If you have something to ask, comment regarding *in particular* to March 2022 Competition, the fastest way to reach my attention is to tag my username @TaMMa89 in a message posted in this Discussion. All general questions related to Official Horse Forum Photography Competitions will be asked __here_.

_Please stay tuned since some of the rules may become still more precise or change.

*Few rules:*_
_Horses: you can participate with a photo of a horse that you own. If you participate with a photo of a horse that isn't yours, you must have the owner's permission to use a photo of their horse. Lesson horses are accepted, but it's polite to inform the stable of usage of the photo. In cases such as historical themes, in which the horse is deceased, the stable has been shut down well in the past and there's no chance to ask permission from the owner (for example because the owner has passed away), a member can use the photo of the horse, but respecting the privacy of the stable, other environment in the photo and people in that place.

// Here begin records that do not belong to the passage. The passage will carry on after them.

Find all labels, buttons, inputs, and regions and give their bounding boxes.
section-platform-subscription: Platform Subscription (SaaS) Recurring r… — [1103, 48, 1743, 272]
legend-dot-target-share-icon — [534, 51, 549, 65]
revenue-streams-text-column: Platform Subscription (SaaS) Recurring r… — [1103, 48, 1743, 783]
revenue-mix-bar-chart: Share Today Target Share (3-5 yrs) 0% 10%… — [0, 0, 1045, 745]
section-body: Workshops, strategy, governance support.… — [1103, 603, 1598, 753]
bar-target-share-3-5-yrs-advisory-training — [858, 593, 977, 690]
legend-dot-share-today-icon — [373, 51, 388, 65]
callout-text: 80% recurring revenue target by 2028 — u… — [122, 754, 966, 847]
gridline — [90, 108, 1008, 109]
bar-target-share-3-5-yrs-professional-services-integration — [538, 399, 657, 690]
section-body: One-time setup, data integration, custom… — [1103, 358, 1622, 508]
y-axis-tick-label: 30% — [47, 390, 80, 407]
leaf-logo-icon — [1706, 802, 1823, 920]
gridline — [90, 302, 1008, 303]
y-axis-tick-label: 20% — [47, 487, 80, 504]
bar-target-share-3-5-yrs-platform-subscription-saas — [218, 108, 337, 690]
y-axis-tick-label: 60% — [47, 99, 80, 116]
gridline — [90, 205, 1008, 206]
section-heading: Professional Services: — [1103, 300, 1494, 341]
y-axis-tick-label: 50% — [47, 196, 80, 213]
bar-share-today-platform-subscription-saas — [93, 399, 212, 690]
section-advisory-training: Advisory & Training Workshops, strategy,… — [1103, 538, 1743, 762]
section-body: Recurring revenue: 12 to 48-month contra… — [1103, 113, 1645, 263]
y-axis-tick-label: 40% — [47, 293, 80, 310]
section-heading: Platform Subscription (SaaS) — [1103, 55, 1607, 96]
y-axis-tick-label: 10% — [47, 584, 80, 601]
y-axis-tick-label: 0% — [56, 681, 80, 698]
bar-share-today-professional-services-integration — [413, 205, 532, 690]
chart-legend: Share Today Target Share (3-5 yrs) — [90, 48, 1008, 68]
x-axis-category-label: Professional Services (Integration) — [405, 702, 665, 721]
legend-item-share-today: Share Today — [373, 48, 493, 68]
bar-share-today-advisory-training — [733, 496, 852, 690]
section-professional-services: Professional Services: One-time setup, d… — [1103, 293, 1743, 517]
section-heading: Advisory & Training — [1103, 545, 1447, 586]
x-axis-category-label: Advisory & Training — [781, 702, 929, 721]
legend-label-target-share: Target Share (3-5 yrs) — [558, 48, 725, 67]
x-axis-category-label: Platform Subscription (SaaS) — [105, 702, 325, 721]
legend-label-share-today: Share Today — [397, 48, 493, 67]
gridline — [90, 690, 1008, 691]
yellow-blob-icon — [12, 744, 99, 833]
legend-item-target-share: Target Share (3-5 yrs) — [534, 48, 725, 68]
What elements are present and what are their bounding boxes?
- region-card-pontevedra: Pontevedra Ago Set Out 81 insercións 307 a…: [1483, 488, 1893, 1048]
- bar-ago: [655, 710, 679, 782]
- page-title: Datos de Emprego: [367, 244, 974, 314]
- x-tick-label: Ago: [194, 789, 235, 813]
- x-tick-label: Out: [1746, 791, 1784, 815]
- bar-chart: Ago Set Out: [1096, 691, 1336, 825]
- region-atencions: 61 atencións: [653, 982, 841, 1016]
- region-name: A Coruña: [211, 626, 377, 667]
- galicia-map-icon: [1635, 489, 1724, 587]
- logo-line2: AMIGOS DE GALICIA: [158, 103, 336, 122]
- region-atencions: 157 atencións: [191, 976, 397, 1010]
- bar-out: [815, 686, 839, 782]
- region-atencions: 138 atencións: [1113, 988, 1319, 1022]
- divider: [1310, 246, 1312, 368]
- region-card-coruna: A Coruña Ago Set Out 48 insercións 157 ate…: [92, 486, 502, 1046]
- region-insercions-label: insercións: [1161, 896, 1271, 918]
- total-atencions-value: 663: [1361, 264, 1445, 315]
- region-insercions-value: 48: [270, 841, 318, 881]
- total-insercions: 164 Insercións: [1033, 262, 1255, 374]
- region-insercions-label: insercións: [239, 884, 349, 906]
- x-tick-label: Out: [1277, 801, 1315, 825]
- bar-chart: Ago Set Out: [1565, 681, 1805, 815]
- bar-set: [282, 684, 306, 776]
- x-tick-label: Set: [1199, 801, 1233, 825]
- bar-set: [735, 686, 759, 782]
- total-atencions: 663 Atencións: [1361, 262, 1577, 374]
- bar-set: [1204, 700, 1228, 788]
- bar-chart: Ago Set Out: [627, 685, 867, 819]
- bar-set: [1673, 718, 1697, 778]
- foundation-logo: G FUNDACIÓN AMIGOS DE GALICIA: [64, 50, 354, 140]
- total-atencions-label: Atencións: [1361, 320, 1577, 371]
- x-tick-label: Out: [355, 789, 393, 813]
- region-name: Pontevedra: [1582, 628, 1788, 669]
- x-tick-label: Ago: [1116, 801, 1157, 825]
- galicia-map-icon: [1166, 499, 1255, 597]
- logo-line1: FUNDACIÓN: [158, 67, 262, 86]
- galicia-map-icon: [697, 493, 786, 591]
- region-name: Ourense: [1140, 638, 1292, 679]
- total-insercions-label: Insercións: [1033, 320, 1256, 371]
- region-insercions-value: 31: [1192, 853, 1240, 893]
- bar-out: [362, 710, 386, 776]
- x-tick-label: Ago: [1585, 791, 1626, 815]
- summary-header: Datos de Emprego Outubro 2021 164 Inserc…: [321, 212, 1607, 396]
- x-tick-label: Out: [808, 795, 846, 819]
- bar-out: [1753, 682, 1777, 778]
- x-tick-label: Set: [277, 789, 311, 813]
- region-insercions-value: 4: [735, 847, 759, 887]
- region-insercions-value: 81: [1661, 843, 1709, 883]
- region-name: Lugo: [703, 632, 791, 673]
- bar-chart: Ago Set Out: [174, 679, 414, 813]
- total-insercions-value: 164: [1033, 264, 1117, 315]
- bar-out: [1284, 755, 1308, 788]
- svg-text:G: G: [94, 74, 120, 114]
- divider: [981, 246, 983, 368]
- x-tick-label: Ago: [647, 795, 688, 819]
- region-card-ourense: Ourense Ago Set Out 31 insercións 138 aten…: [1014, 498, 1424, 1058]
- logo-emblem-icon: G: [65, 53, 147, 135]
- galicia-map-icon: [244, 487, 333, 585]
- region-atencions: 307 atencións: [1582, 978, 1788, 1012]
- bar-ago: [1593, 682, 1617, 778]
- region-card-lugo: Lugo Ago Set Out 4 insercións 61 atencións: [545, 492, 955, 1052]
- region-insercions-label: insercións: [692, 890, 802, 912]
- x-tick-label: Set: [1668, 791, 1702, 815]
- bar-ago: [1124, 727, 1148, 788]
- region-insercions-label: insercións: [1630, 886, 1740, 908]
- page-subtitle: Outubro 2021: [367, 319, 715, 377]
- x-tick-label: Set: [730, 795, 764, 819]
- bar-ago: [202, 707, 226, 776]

People: You must have permission from all people who are identifiable in the photo. Children under 18 years old: If you share a photo of a person who is under 18 years old and who isn't you or your child, you must have the parent's or guardian's permission to participate. The HorseForum.com Moderating Team reserves right to remove photos of underage people if them risk young members' safety or anonymity.

Editing your entry: unlike on the rest of the forum - you can edit for replacing your photo with another photo within the enrollment period. Once the poll has been set up for voting, you cannot replace your photo anymore. Photos which have been replaced within voting period will be disqualified.

Only one photo per a participant - if a participant adds more than one photo in the competition, the first one will be left for voting and others will be removed when the poll is being set up.

Please follow copyright laws of Canada while participating the competition. Photo proofs aren't allowed.

If a competition in some month has some special rules for the said month, it'll be notified within the intro of the theme.

Have fun!_

_Ps. Want to suggest a theme or few for the competition or have something else to suggest or say? Please check Photo of the Month competitions; feedback, suggestions etc.... thread!

All sidetrack discussion will happen here, this Discussion is reserved strictly for entries and competition._

*PS. Have you already noticed our new Official *_*Contest prizes*_*?*


----------



## kewpalace (Jul 17, 2013)

Scarlett smiles for the camera:


----------



## Aprilswissmiss (May 12, 2019)

April, many years ago, getting creative to reach an itch.


----------



## Zimalia22 (Jun 15, 2021)

What he thinks of my photographic abilities.


----------



## lovetolope (Nov 20, 2021)

My very photogenic mare!


----------



## Knave (Dec 16, 2015)

I think this was kind of funny. The sheep “Ruth” ended up left on the mountain. We brought her home with the cows, and trying to sort her out was a heck of a rodeo. Lol


----------



## Animalia (Nov 10, 2019)

Well, this probably isn't as good as some of the great ones already posted, but if a gelding in a hot pink cowboy hat is funny, here we go


----------



## Acadianartist (Apr 21, 2015)

"An Appy, an Arab and a pony walk into a bar..."


----------



## Cordillera Cowboy (Jun 6, 2014)

When your favorite horse takes a bite out of your favorite hat, then laughs about it behind your back.


----------



## Aprilswissmiss (May 12, 2019)

Cordillera Cowboy said:


> When your favorite horse takes a bite out of your favorite hat, then laughs about it behind your back.
> View attachment 1125923


Oh man, this really cracked me up. The timing and positioning couldn't have been more perfect 😂


----------



## TaMMa89 (Apr 12, 2008)

Enrollment period for March Photo of the Month 2022 is over. No new entries, please. The poll has been set up. Please vote! You've 15 days for voting from now.


----------



## TaMMa89 (Apr 12, 2008)

Our March Photo of the Month 2022 winner (4 votes) is... 📸 📷

*[email protected] Cowboy*









@Cordillera Cowboy , please stay tuned. You'll receive a Private Message regarding your prizes, within few next days.


----------